Input guardrails run on the text portion of each message only. If a rule fires:

  • Block — the whole request is rejected (including the image).
  • Redact — text parts are replaced with the redacted string; image parts pass through unchanged.

If you need PII scanning inside image content, that's an OCR-first pipeline on the client side before the request reaches the gateway.

Regression detection

Image-bearing requests are excluded from the replay bank by default. Running regression on vision is ~10–15× the token cost of text (image tokens across candidate replays plus the judge-model call) and the heuristic judge struggles to grade subjective visual outputs reliably.

The filter operates at two levels: whole cells with taskType = "vision" are skipped in the bank-population cycle, and any individual stored prompt that contains an image_url part is also skipped (defense-in-depth against pre-existing rows that pre-date the cell-level filter).

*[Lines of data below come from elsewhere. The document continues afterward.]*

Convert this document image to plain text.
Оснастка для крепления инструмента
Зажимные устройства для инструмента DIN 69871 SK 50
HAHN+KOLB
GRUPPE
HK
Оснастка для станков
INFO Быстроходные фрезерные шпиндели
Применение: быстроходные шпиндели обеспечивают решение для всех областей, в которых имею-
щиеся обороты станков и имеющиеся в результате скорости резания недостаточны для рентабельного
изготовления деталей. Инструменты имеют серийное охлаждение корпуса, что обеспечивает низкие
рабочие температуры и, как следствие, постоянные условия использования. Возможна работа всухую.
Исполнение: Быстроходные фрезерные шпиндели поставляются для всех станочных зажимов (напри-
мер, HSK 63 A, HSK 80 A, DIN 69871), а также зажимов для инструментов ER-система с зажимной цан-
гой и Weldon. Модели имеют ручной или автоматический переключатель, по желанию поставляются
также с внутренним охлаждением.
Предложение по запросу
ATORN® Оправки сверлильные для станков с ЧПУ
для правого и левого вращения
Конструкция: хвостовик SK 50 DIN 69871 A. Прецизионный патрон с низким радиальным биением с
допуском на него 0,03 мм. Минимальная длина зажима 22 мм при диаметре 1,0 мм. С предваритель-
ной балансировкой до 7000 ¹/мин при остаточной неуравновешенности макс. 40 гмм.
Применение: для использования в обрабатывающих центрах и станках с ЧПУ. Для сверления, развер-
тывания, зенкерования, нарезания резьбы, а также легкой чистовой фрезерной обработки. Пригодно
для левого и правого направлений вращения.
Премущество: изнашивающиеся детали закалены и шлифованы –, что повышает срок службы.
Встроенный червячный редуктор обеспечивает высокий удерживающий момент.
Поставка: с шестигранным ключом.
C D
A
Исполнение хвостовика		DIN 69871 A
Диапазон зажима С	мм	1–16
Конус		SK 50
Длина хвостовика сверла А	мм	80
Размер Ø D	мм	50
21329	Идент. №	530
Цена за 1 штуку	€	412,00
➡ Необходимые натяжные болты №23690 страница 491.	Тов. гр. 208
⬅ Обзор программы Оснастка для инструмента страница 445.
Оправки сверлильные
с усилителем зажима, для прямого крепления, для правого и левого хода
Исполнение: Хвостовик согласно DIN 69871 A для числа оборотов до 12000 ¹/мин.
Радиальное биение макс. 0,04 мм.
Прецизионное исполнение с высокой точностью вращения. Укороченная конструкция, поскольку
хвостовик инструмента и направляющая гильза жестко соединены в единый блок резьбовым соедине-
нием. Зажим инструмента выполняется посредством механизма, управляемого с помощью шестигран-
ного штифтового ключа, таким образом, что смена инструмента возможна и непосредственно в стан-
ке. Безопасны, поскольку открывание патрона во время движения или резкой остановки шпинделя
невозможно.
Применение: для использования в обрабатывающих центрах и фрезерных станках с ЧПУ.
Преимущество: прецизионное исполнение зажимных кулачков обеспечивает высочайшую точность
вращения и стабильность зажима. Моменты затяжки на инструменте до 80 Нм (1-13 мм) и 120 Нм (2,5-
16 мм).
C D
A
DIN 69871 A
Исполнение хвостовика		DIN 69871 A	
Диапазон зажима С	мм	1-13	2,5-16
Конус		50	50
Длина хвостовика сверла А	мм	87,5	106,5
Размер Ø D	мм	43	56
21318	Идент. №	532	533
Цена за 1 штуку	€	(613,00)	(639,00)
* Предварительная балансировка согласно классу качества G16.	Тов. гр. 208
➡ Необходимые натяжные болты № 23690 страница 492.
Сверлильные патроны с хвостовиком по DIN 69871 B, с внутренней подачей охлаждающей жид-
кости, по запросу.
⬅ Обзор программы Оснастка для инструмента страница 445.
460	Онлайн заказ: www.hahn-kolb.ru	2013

Set PROVARA_REGRESSION_INCLUDE_VISION=true to opt back in. Budget accordingly — a single vision replay event can cost more than a day of text regression on a busy cell.

Known limitations

  • Pricing: the gateway's cost calculation uses the model's per-token text pricing; vision-specific image-token pricing (OpenAI's "detail" tiers, Anthropic's image-tile counts) isn't yet factored in. Cost figures for vision requests are lower bounds, not exact.
  • Classifier heuristics: the keyword classifier is text-only. Image-bearing requests short-circuit to taskType: "vision" without consulting the classifier — that's correct routing but it does mean mixed image+code requests don't get the "coding" label.
  • Replay bank: regression-detection replays stored prompts against candidate models. Image messages can still be replayed (the data: URI is preserved in the stored prompt JSON) but the stored prompt row can grow large; operators with high image volume should monitor requests.prompt column size.
  • Playground: no web upload UI yet — use the API directly for vision testing.